Apeiba aspera (Monkeycomb)
  Interesting Drift Fruits & Seeds That Ride The Ocean Currents  

This is i (I) in above link to assortment of tropical seeds and fruits, most of which are adapted to dispersal by ocean currents. Although monkeycomb is probably not a true drift fruit, it is included here because: (1) It is included in my image assortment (one of the few images on Wayne's Word with image mapping; (2) It is one of the most unusual seed-bearing fruits I have ever seen; (3) And most importantly, it belongs to the mallow family Malvaceae.
Monkeycomb Formerly In The Basswood Family (Tiliaceae)

Fruits of the monkeycomb (Apeiba aspera), an interesting Costa Rican tree in the basswood family (Tiliaceae). A. Large fruit covered with spines that superficially resembles a sea urchin. The fruits are used as hair brushes and are sold in the marketplace. B. Fruit with the spines worn off that resembles the tuberculate test (shell) of a sea urchin. C. The tuberculate test (shell) of a sea urchin. Although these are not usually considered drift fruits, they are shown here because they are so unusual.

Mallow Family (Malvaceae)

The cow itch tree (Lagunaria pattersonii) produces seed capsules lined with numerous stiff hairs. The trichomes can irritate the skin if the pods are handled carelessly. This species is native to Norfolk Island and Australia.

Euphorbia Family (Euphorbiaceae)

Left: Male, stamen-bearing flowers of the tung oil tree (Aleurites fordii), a deciduous shade tree native to China.
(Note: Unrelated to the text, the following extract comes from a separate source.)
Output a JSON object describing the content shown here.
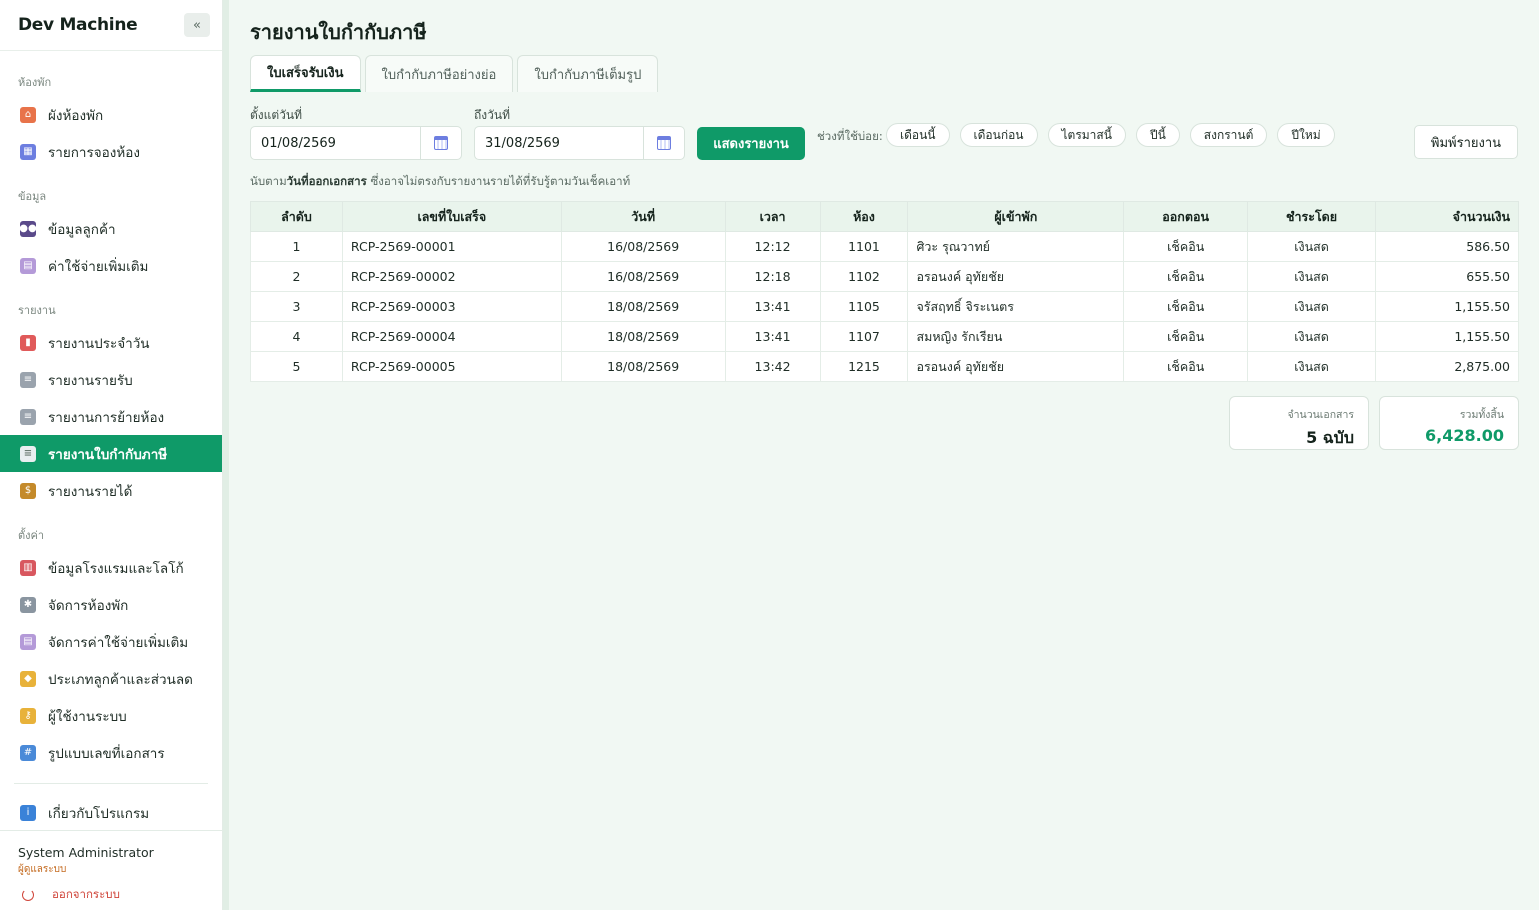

Right: Female flower of the tung oil tree showing a seed-bearing pistil (gynoecium). Tung oil comes from the large, oily seeds. For centuries tung oil has been used for paints and waterproof coatings, and as a component of caulk and mortar. It is an ingredient in "India ink" and is commonly used for a lustrous finish on wood. In fact, the "teak oil" sold for fine furniture is usually refined tung oil. Some woodworkers consider tung oil to be one of the best natural finishes for wood. The closely-related candlenut tree (A. molucanna) is the state tree of Hawaii. The polished seeds are known as kukui nuts and are commonly strung into beautiful necklaces and bracelets.

  Read About Tung Oil & Kakui Nuts  

Toog (Bischofia javanica), an Asian tree with trifoliate leaves.

Queensland poplar (Homalanthus populifolius)

  Read About The Diverse Euphorbia Family  

Citrus Family (Rutaceae)

Cape chestnut (Calodendron capense) native to South Africa.